How did Texas get its crop circles?

The peculiar geometry surrounding a Texas panhandle town is the legacy of one transformative mid-century innovation.

BySam Kean
Published May 26, 2026

From above, the farmland surrounding Dalhart, Texas, looks like a board game for the gods. Credit that tessellated expanse of green in what was once the heart of the Dust Bowl to center-pivot irrigation, or CPI, a watering system of pipelines studded with spray nozzles, each typically a quarter mile long and swiveling around a fixed point on wheeled, motor-operated towers.

In the roughly 75 years since its invention by a Colorado farmer, CPI has turned agricultural landscapes around the world into vast mosaics of adjacent circles—more than 25 million acres of them in the United States alone—often coaxing huge yields from what had been marginal farmland. The method spreads water more uniformly and with less labor than the ones it replaced, which often involved flooding fields by diverting surface water. CPI, by contrast, relies on wells pumping groundwater, and in the U.S., it’s been a particular boon to the rather arid lands above the Ogallala Aquifer, an underground reservoir that stretches from South Dakota to Texas. Nearly a fifth of all American wheat, corn, and cotton is grown in the Ogallala region, supported by more than 100,000 pivot systems, rigs that University of Nebraska irrigation engineer Saleh Taghvaeian describes as “basically making rain.”

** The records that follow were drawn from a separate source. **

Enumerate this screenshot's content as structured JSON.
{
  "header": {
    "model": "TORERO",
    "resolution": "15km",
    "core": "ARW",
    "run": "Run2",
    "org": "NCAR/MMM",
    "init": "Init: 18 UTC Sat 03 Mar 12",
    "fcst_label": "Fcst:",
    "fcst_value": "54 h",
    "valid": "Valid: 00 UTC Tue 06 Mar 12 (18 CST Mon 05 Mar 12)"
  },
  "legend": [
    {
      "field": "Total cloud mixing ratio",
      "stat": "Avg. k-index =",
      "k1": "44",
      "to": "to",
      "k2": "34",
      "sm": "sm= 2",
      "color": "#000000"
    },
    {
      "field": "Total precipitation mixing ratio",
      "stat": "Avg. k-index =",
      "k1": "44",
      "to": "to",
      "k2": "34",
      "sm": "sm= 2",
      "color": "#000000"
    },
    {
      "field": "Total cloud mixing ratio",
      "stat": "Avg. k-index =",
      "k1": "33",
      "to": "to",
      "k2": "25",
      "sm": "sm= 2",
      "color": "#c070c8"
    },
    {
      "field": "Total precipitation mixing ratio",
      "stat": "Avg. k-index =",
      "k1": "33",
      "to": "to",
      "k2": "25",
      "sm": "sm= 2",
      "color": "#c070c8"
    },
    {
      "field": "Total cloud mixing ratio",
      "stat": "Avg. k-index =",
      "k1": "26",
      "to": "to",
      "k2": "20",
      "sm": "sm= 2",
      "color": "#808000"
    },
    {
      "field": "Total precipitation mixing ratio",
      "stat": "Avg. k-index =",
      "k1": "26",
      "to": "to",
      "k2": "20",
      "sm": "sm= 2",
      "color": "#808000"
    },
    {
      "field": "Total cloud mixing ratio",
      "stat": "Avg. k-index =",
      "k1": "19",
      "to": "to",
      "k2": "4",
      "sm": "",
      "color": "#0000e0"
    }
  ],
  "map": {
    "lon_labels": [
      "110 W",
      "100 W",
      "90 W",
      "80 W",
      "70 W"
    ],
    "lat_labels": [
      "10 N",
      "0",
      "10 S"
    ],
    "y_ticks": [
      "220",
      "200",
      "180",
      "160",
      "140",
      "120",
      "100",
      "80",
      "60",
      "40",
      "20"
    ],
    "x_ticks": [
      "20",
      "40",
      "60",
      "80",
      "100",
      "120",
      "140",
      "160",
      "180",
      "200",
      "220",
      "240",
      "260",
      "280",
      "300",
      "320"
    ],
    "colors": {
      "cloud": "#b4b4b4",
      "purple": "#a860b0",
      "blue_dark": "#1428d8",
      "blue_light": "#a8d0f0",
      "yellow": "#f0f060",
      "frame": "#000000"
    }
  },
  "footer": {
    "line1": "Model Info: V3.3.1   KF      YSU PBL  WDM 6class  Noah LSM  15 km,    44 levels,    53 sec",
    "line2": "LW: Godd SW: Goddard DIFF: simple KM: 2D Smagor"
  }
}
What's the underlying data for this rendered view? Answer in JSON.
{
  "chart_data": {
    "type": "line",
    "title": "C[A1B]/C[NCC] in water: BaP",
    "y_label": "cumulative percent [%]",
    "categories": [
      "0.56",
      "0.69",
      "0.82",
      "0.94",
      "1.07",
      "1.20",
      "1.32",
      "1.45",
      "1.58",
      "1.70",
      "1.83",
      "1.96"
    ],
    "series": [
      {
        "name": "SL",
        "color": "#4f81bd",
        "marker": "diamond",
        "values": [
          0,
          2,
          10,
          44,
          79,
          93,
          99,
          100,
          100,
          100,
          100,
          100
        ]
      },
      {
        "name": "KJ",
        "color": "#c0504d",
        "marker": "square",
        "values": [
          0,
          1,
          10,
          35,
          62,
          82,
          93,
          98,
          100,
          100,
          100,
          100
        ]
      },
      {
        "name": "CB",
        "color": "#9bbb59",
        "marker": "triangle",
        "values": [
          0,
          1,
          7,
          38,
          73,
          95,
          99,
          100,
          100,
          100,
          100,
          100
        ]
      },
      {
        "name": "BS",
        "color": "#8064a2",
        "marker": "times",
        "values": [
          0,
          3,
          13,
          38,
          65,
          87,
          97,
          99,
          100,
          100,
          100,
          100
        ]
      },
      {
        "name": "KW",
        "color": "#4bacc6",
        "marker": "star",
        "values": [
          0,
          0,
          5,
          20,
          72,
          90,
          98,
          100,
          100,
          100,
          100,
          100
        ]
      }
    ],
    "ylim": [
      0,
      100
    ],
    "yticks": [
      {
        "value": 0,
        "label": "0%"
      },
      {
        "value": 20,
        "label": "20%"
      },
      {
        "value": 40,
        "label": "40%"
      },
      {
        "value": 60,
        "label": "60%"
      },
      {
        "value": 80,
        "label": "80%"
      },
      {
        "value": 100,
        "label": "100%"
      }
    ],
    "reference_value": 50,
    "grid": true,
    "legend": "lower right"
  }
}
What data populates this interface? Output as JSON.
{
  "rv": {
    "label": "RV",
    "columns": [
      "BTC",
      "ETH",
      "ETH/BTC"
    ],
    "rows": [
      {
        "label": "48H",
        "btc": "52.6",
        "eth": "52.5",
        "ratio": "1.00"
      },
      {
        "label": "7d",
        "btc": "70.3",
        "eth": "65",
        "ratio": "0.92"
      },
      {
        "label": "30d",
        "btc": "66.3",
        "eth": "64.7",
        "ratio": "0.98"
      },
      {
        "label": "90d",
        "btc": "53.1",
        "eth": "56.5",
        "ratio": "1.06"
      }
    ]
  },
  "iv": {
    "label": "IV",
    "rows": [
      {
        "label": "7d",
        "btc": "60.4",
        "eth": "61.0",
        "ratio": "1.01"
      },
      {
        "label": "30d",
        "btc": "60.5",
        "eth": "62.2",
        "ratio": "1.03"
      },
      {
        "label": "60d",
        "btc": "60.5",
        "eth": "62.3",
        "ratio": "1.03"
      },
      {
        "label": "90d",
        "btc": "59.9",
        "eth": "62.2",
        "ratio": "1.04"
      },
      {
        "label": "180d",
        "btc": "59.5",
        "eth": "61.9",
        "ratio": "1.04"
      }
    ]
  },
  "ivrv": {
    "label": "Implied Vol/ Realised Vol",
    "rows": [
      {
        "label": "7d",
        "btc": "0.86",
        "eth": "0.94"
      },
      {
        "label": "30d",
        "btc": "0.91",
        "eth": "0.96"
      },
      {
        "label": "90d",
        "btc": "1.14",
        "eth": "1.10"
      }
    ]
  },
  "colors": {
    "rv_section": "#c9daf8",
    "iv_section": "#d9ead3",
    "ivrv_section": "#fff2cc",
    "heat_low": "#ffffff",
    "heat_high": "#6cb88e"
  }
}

Today, Taghvaeian says, CPI is undergoing a spurt of intense innovation aimed at improving efficiencies. Above the Ogallala and elsewhere, producers are extracting water faster than it’s being replenished, so engineers have developed pivot-mounted infrared sensors to measure soil moisture and automatically adjust water usage. AI-integrated pivots can analyze crop conditions and deliver targeted amounts of fertilizer, minimizing groundwater pollution. And farmers are increasingly using extendable, GPS-guided arms at the ends of their pipelines to water the corners that traditional CPI doesn’t reach—boosting productivity by squaring those iconic circles.

A version of this story appears in the June 2026 issue of National Geographic magazine.